Ah, it makes me so happy when readers love Masher! At first, Laurel and David don’t know how to deal with each other, but they can each deal with the dog, because unlike people, he doesn’t judge or pity them. He gives them both such comfort, so it was a logical first connection between them. Animals are often the easiest way for us to reach outside of ourselves when we’re lost in something internal, and I wanted to play around with that as well. I loved writing Masher because I’ve never owned a dog of my own; now I feel like I do.

 

Is there a specific message in your novel that you’d like young readers to grasp?
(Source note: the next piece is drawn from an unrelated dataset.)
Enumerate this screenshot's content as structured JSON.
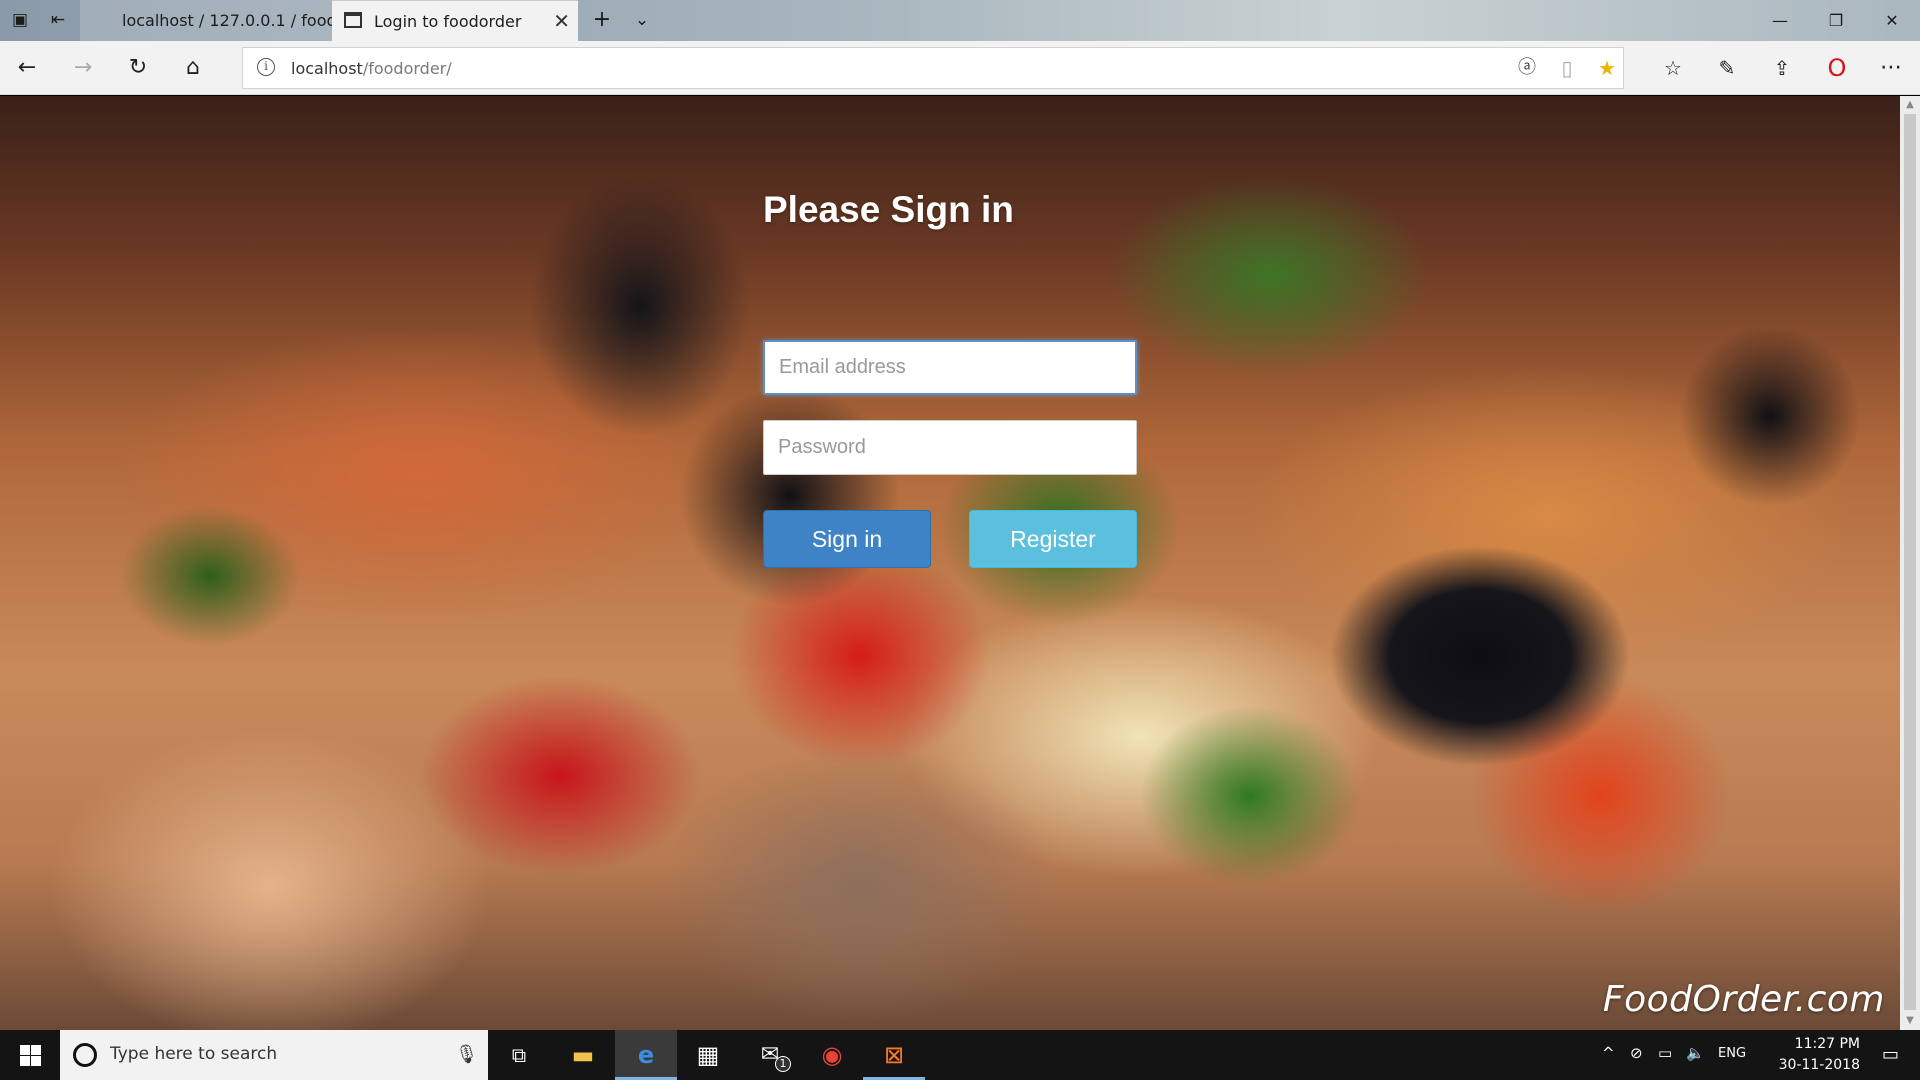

I realize it may seem overdramatic to write about a girl who loses her entire family at once. But I see it as more of a metaphor for any game-changing event that forces us to see the world in terms of Before and After. That could be a breakup, or a relocation, or an illness or injury, or whatever. We live our lives with that feeling under our skin that things can change at any time. I’d like readers to see, through Laurel’s journey, that if and when that happens, they can survive it. They are strong enough. It might even bring them unexpected, positive opportunities or relationships.

 

Are you working on any other projects? What can readers look forward to from you in the future?

I’m currently finishing up my second novel, entitled “You Look Different In Real Life,” which will be published by HarperTeen in summer 2013. That book is about five teens who are the subjects of a documentary film series that peeks in on their lives every few years. It’s a very different story with a very different tone, but also explores what happens when young people find themselves connected by unusual circumstances. I guess that’s kind of my thing; the possibilities with that theme are rich and endless!